Phan Thiet lies near the most southern stretches of S-shaped Vietnam’s central region, in the province of Binh Thuan and roughly 100 miles from Ho Chi Minh City. There’s a lot of royal history in the area, beginning with Binh Thuan serving as a major settlement for the Cham Kingdom. Much like the fishing industry in Doc Let, Phan Thiet is famed for its fishing status and is a major producer of fish sauce, a staple in South East Asian cooking.
Sandy hills and rocky mountains dominate the scenic landscape and merge onto a large river where the fishing industry thrives. Just a mile or two east of Phan Thiet are some of the most beautiful of all beaches in Vietnam, some flanked by massive, reddish sand dunes while others are edged by swaying coconut palms. Anyone visiting between July and mid-October will experience the most magnificent sights at night, thousands of fishing boats out on the water in peak fishing season, creating a floating city of sorts, filled with blinking lights under dark skies and bright moons.

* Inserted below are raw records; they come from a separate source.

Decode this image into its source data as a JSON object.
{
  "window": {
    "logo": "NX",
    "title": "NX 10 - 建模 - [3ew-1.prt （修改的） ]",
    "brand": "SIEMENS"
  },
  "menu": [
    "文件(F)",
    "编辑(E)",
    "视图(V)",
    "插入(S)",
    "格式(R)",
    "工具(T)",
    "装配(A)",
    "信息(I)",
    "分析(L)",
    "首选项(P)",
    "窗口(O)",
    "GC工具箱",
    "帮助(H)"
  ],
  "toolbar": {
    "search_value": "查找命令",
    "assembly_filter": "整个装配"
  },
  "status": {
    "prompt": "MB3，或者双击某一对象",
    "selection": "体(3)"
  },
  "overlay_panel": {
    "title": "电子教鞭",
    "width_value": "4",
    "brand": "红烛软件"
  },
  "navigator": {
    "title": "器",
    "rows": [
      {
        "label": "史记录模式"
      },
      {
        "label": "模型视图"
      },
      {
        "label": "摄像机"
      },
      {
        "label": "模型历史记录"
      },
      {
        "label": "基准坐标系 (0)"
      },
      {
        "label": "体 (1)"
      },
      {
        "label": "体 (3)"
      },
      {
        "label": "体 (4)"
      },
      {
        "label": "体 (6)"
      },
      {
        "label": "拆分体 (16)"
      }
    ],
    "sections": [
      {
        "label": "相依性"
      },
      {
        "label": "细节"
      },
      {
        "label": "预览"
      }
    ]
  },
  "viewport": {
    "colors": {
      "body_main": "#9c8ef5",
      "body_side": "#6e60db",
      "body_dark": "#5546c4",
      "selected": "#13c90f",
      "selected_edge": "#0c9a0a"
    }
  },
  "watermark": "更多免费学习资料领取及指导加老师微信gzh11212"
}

Phan Thiet’s most beautiful and best-known beach, Mui Ne is situated in the northeastern area of the city and set in a forest of coconut palms. The beach and water offer good conditions for most popular beachside activities and is a well-known spot for both wind and kite surfing, especially between the months of October through May. There are plenty of restaurants and hotels nearby. There are also two other beaches within fairly close proximity; one is Bai Hon Rom, or Malibu Beach, on the opposite side of the peninsula, and the other is further north up the coast, called Turtle Island, or Suoi Noc. Both are considered excellent surfing destinations. The sand dunes here are incredible, wind-swept formations begging to be photographed.
Quiet seaside towns, a sprawling coast, and historic sites like Cham Tower (a must-see for those who missed most or all of the Cham-related sites around Danang and Hoi An) are all part and parcel of a visit to Phan Thiet. There are several lively, colorful markets to explore throughout the small villages, along with authentic handicraft souvenirs to take home.